A note: a wonkapoo is a slang term for a white belt and makeup wearing, girl pantsed indie kid. This term was coined by Jay Wilson's pal Lee... I have respectfully ganked it.
So last night me and the boys went down to the Border to have a drink. Explaining the Border always pisses me off, so I'll make this quick. The Border Cafe was once a very cool bar out toward the University. It was bizarre, because it had an odd mix of dishes from Wisconsin (lotsa cheese) and from Texas (lotsa spice). Anyway, I ate many meals and drank many beers there with my brother and our friends. Some bozo came along in the late 90's/early ought's and decided that it needed to be a martini bar instead.
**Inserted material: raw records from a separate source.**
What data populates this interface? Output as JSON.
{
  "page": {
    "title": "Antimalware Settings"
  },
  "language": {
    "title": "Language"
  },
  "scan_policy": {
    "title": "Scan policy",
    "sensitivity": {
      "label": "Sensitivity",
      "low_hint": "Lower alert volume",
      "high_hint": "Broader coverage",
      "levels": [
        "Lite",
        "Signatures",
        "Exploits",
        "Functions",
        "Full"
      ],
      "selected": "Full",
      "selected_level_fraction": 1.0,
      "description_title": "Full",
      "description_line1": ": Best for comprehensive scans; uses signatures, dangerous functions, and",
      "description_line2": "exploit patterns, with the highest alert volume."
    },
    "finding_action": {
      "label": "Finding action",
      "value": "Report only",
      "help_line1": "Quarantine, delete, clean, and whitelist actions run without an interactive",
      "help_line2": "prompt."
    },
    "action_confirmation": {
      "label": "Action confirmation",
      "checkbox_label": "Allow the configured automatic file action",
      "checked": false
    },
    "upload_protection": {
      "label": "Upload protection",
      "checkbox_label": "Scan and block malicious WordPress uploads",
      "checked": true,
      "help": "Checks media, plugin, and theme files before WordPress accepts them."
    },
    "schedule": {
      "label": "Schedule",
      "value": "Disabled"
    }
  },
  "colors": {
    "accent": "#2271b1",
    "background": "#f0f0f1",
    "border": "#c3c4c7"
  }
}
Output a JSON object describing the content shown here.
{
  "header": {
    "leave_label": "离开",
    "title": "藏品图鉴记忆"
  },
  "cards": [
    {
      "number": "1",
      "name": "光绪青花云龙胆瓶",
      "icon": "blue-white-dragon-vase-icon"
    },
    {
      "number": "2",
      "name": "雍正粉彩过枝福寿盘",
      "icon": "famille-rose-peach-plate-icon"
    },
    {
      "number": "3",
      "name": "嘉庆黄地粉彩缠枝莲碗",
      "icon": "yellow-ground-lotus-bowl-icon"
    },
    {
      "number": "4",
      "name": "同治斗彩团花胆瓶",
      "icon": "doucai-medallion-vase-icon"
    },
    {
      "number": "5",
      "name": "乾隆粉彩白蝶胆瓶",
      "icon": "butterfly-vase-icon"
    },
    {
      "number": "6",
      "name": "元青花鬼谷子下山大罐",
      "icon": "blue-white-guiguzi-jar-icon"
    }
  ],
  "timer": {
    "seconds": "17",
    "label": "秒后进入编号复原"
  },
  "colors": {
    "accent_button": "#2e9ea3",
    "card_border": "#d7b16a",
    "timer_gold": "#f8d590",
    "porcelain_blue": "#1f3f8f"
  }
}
After the miserable failure of that plan, the bar sort of reverted to an upscale bastardized version of what it once was, and while it is merely a shadow of it's former self, it is the best we have, and therefore we still drink there. Of course, the first hour of every visit is split between regaling each other with fond rememberances of the place we once loved and bitching bitterly about what it has become.
"God DAMN this place sucks"
"Drink your beer, Ry... you want a shot?"
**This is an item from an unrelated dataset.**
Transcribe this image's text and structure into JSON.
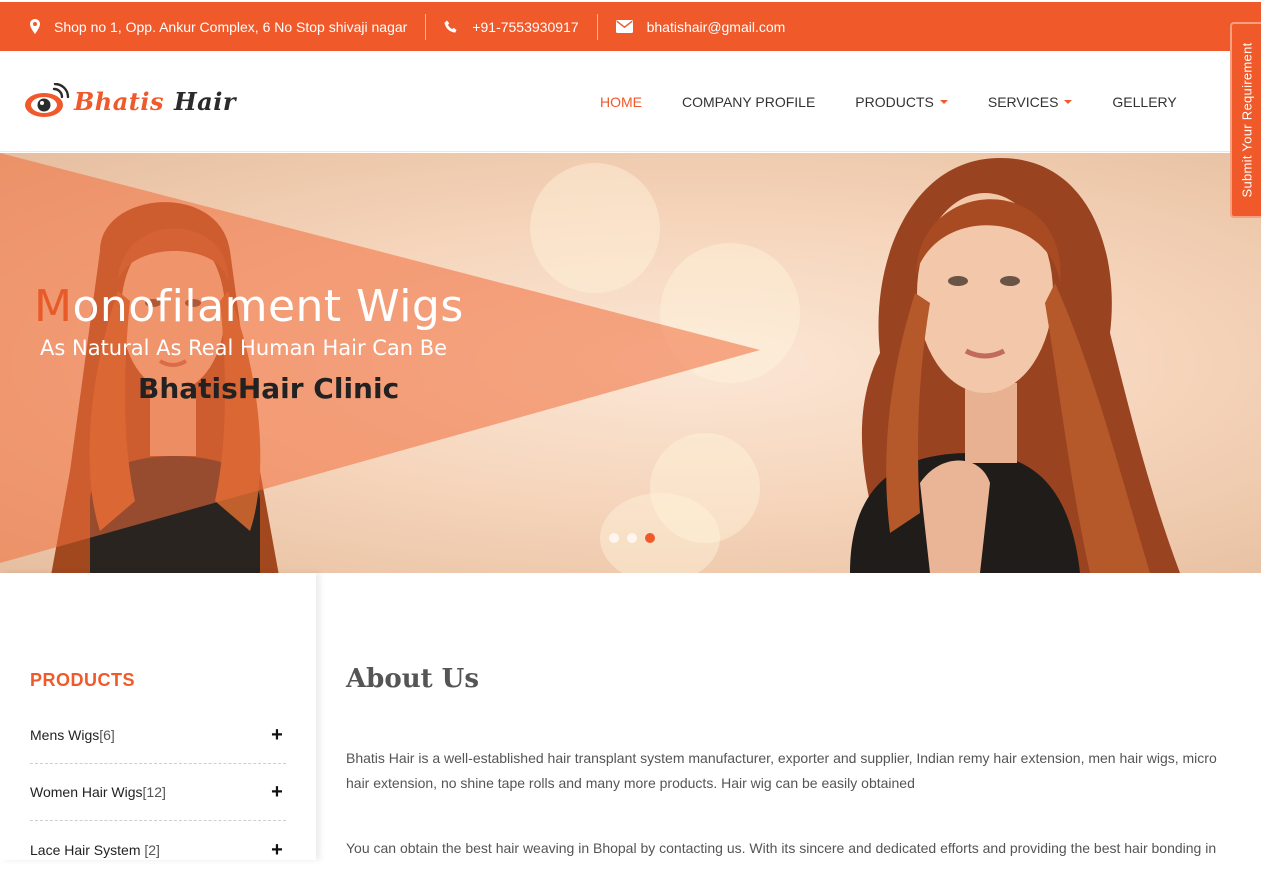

"Will it somehow transport me back to 1994?"
"If I throw a Pavement record on, it will."
"Right, cause these tools are going to let you put in your choice of music. This ain't the Border, man, it's the BAWDAH"
"Do you want the fucking shot?"
"Sure, make it a Jager. A double."
"Right then, well whiskey"
Of course, I bought him the Jager. I always do, as he never fails to buy for me. So it was me, Ryan, Bender, Jay, Joe, and Christine. Ah, the perfect recipe for trouble. The breakdown is like this... Ryan is my brother, we are exactly alike. We speak twinspeak. Nobody gets us, but DAMN, we're funny. Bender is a goofy guy from the next town over that we keep around largely for comedy relief. Joe is an oddball, kind of an elder statesman punk rock version of Merle Haggard. Largely quiet, when he says something, it is usually either the most comedic or most poignant thing that you have ever heard. Jay is miserable bastard with an ill temper and a quick wit that we keep around because he hates Bender. It creates fun. Finally, Christine. Christine is my ex-wife. Sometime I'll tell that story, but not today.
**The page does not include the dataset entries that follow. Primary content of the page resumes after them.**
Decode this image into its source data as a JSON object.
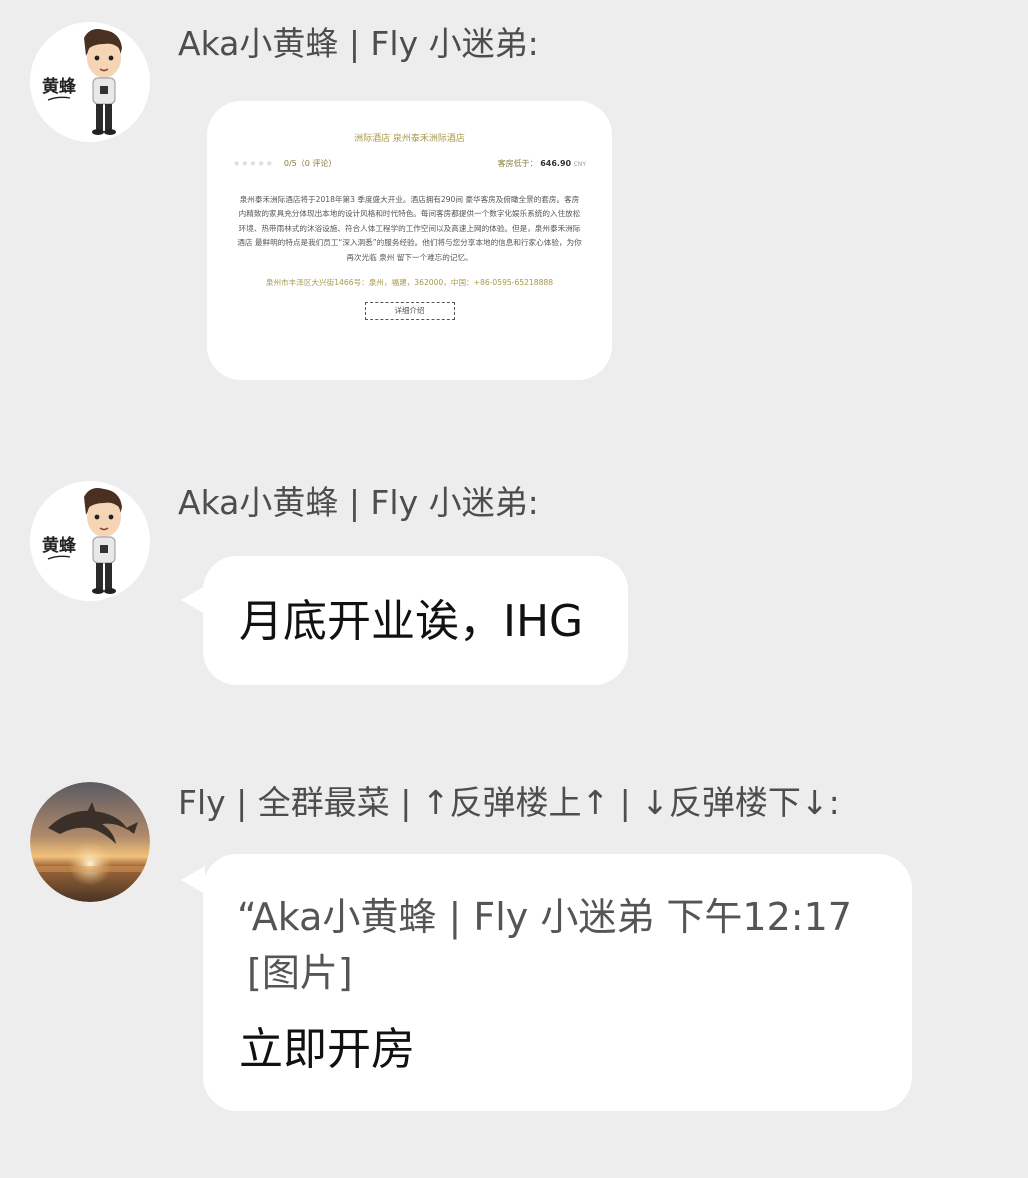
{
  "messages": [
    {
      "sender": "Aka小黄蜂 | Fly 小迷弟:",
      "avatar": {
        "label": "黄蜂",
        "icon": "cartoon-boy-avatar-icon"
      },
      "card": {
        "title": "洲际酒店 泉州泰禾洲际酒店",
        "stars": "★★★★★",
        "rating": "0/5（0 评论）",
        "price_label": "客房低于：",
        "price": "646.90",
        "currency": "CNY",
        "description": "泉州泰禾洲际酒店将于2018年第3 季度盛大开业。酒店拥有290间 豪华客房及俯瞰全景的套房。客房内精致的家具充分体现出本地的设计风格和时代特色。每间客房都提供一个数字化娱乐系统的入住放松环境、热带雨林式的沐浴设施、符合人体工程学的工作空间以及高速上网的体验。但是，泉州泰禾洲际酒店 最鲜明的特点是我们员工“深入洞悉”的服务经验。他们将与您分享本地的信息和行家心体验，为你再次光临 泉州 留下一个难忘的记忆。",
        "address": "泉州市丰泽区大兴街1466号：泉州，福建，362000，中国：+86-0595-65218888",
        "button": "详细介绍"
      }
    },
    {
      "sender": "Aka小黄蜂 | Fly 小迷弟:",
      "avatar": {
        "label": "黄蜂",
        "icon": "cartoon-boy-avatar-icon"
      },
      "text": "月底开业诶，IHG"
    },
    {
      "sender": "Fly | 全群最菜 | ↑反弹楼上↑ | ↓反弹楼下↓:",
      "avatar": {
        "icon": "dolphin-sunset-avatar-icon"
      },
      "quote_line1": "“Aka小黄蜂 | Fly 小迷弟 下午12:17",
      "quote_line2": "[图片]",
      "text": "立即开房"
    }
  ],
  "colors": {
    "background": "#ededed",
    "bubble": "#ffffff",
    "sender_text": "#4d4d4d",
    "card_accent": "#a89a4a"
  }
}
"Brooks, are you going to the Animoanian show next week?"
"Bender, is that you? You don't even LISTEN to music."
"Dude, when did you become a Wonkapoo"
"Where's yer white belt?
"Kind of fat for girly pants, you want I should order you a Mick Ultra?"
"Shut the fuck up... my girlfriend burned me a comp."
"Your girlfriend. You mean that girl you met on MySpace? You ever actually TALK to her?
"Dude you just started IM'ing her, like last week. Now she's yer GIRLFRIEND?"
"Maaaaaaaaan. Could you guys stop with the cyber jargon... it's like I stepped into an episode of Geek Trek."
Joe, you see, is firmly entrenched in the 20th century. Not exactly computer illiterate, he still sees them as foreign objects with potential for causing grave harm to either himself , mankind, or both. He has learned to use the net to pick up all of the pertinent sports radio shows broadcast across America, however.
"Joe, the guy is dating a series of 0's and 1's."
"Beats the hell out of most of the bar tramps YOU chase around."
"Hell, Chris, he divorced you 10 years ago, you're old news on the bar tramp circuit."
"I'm beginning to see why, too... terrible vocabulary."
"This from the guy who's last date was around the time of Brooks' divorce."
"Shh... he's sitting right there."
There's this running joke that Joe caused mine and Christine's divorce. Utterly untrue (I think) but nonetheless disturbing, which is why Jay never fails to mention it. Jay is currently banging Christine, he thinks the Joe joke somehow distracts me from this fact. In all actuality, I've known since before it happened, Christine tells me everything. Sometimes I wish she wouldn't.
"So, Brooks, you cuckolded bastard... the show, you going?
"Which show was that?"
"Anomanoan, you deaf fuck."
"I'm not deaf, I just like to hear you struggle with the name. It's Anomoanon, Bender. I don't pay to see bands A) whose names I have to practice regularly or B) who require me to wear a uniform for entrance to the show."